I wonder if it's better to have naturally high HDL and decrease LDL with meds or it's better to just have naturally low LDL but average if not low HDL.

Never saw my HDL better than 45 on AAS even on TRT but I have ridiculously low LDL without any cholesterol meds

The question there is if it's better have always had naturally low LDL or had higher LDL that was lowered to the same level (or lower).

LDL is sometimes described as an area under the curve thing. If you had high LDL then lowered it with drugs, the person who never had high LDL in the first place is likely going to do better.

But there are loads of studies on cardiovascular endpoints where lowering LDL is beneficial.
 
The question there is if it's better have always had naturally low LDL or had higher LDL that was lowered to the same level (or lower).

As you stated, it's about the area under the curve. Atherosclerotic plaque will accumulate when LDL/ApoB is sufficiently high in concert with other inflammatory conditions. There's plenty of evidence that young people, teenagers and 20 somethings with hyperlipidemia already have plaque burden. This evidence comes from autopsies and such following accidental death, for folks of that age, usually from car accidents.

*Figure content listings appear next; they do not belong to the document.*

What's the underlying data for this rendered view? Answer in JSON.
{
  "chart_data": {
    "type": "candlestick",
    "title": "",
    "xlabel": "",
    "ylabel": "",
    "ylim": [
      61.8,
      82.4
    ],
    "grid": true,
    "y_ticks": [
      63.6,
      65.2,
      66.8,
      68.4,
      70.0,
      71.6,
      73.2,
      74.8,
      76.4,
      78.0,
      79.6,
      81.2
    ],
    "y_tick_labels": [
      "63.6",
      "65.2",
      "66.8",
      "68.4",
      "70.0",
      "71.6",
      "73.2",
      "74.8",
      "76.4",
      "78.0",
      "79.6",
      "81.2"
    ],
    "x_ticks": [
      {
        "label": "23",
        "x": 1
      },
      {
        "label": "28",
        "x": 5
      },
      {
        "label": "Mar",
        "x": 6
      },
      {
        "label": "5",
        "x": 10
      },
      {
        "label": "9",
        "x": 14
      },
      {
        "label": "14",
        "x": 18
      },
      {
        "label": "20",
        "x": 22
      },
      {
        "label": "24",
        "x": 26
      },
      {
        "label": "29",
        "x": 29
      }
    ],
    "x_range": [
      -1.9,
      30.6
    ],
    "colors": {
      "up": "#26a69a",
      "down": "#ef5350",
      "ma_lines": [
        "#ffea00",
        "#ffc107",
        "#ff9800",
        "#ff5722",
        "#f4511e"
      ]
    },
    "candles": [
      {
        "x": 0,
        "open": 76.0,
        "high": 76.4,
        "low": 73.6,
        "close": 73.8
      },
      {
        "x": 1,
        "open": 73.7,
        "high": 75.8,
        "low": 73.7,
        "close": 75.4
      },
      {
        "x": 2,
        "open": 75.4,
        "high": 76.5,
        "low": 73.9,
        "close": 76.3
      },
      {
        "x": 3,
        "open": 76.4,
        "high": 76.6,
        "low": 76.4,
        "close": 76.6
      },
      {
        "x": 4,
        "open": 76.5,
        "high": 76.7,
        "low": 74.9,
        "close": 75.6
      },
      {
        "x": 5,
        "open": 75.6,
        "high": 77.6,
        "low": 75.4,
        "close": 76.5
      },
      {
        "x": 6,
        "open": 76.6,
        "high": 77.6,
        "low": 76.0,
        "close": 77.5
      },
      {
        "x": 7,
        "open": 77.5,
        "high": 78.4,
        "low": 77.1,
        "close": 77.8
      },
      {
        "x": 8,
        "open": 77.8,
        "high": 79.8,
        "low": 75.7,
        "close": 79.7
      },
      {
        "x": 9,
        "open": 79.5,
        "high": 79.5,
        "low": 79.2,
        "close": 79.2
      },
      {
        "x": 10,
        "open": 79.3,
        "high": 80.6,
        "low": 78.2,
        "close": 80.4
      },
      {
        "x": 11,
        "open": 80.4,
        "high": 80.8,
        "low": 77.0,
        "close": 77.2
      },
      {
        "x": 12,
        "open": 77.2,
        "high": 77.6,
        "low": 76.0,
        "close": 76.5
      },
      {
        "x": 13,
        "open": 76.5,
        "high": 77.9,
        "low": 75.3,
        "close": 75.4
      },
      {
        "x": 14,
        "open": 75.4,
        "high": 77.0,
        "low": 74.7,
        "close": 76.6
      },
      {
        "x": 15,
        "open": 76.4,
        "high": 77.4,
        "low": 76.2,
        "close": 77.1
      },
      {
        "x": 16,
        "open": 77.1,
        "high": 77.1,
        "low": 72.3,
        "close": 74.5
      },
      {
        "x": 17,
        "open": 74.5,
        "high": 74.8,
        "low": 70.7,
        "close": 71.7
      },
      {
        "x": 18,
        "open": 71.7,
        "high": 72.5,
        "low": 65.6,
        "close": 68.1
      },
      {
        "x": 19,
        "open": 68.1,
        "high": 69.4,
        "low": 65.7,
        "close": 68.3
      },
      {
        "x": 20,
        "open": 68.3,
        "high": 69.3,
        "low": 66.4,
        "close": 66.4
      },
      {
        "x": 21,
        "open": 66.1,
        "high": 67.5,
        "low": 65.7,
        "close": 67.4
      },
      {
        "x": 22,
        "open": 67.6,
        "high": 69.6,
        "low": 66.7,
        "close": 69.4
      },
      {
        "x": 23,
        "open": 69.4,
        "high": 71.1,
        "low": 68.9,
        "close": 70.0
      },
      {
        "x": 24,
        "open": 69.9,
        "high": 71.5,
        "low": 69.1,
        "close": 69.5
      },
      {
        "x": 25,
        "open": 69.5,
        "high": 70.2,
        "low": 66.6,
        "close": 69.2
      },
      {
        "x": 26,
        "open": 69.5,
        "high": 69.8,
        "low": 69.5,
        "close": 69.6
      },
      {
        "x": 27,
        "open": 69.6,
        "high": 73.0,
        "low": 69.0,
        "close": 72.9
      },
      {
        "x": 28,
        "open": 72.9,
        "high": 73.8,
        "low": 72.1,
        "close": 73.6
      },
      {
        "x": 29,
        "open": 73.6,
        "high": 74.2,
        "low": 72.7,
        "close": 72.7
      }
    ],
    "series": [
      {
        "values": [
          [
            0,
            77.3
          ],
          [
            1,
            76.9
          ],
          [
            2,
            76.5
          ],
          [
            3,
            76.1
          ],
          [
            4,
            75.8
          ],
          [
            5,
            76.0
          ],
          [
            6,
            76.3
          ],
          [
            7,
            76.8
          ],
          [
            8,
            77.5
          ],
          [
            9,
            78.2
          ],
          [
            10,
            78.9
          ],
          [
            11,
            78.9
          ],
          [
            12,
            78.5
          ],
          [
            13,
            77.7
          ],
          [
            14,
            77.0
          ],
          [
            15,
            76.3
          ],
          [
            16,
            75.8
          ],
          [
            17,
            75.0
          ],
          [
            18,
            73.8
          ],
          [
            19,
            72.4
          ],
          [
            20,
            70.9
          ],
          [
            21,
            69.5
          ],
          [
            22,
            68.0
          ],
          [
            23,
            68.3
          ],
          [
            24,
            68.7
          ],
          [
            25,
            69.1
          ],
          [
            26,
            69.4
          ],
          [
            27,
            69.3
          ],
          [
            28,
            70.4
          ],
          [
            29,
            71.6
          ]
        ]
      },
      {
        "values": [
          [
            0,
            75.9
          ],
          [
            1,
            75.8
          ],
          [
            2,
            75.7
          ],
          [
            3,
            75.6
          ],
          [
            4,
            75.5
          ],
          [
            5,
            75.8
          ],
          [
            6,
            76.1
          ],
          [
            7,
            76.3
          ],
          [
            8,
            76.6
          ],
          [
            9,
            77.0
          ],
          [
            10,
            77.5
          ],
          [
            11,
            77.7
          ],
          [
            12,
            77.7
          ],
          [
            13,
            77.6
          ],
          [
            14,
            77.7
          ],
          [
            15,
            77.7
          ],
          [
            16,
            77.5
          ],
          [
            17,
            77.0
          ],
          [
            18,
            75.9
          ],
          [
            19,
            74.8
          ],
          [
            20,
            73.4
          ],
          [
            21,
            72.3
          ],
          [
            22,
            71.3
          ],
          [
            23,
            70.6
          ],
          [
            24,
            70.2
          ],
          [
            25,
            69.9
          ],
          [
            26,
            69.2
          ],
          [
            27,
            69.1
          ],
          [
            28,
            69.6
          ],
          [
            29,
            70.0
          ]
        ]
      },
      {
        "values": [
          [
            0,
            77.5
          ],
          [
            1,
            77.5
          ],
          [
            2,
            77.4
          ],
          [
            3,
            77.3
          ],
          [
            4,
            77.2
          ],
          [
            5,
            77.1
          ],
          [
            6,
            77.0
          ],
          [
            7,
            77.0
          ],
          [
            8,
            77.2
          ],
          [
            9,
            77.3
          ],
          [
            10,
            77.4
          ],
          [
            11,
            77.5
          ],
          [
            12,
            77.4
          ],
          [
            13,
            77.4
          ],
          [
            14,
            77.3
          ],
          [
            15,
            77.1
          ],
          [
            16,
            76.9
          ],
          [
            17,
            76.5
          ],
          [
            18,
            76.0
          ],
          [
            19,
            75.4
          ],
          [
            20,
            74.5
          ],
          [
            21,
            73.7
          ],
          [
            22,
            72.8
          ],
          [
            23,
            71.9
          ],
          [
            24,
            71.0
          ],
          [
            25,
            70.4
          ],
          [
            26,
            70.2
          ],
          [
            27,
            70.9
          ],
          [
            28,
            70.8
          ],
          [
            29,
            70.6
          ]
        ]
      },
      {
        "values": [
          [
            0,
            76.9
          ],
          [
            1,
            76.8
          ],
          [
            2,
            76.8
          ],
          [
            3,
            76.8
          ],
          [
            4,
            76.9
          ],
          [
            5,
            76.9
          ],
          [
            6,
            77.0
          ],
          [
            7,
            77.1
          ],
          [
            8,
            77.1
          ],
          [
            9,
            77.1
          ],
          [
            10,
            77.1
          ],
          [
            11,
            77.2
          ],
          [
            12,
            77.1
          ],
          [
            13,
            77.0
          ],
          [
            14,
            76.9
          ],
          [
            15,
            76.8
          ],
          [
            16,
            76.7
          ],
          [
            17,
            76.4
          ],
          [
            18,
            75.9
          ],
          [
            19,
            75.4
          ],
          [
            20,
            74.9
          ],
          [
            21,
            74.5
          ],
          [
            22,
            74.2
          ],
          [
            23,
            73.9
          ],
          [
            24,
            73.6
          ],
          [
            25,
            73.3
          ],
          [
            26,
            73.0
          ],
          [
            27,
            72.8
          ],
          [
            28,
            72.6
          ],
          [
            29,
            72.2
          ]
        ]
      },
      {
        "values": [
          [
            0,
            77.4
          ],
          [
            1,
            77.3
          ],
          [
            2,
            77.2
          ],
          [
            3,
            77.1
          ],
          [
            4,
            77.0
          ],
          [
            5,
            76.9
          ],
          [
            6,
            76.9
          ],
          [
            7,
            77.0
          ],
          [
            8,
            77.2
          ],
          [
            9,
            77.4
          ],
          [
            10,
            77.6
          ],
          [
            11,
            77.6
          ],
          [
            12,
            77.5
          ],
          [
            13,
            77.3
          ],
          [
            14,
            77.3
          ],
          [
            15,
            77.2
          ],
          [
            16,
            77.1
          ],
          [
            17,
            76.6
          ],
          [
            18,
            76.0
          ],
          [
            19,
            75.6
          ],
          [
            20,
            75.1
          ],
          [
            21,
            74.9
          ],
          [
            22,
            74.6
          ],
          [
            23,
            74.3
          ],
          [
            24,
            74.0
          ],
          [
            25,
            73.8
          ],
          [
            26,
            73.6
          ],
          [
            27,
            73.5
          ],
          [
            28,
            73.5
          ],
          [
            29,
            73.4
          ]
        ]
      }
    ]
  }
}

As for HDL, it serves as reverse cholesterol transport and is helpful in lowering LDL. It can also have anti-inflammatory and antioxidant effects as well as improve endothelial function. All of these benefits occur with HDL in range. When it is out of range, particularly when it's greater than 100mg/dL that can lead to some pathological effects. Generally speaking, as was already mentioned, this is the product of certain genetic mutations that lead to poor cholesterol metabolism.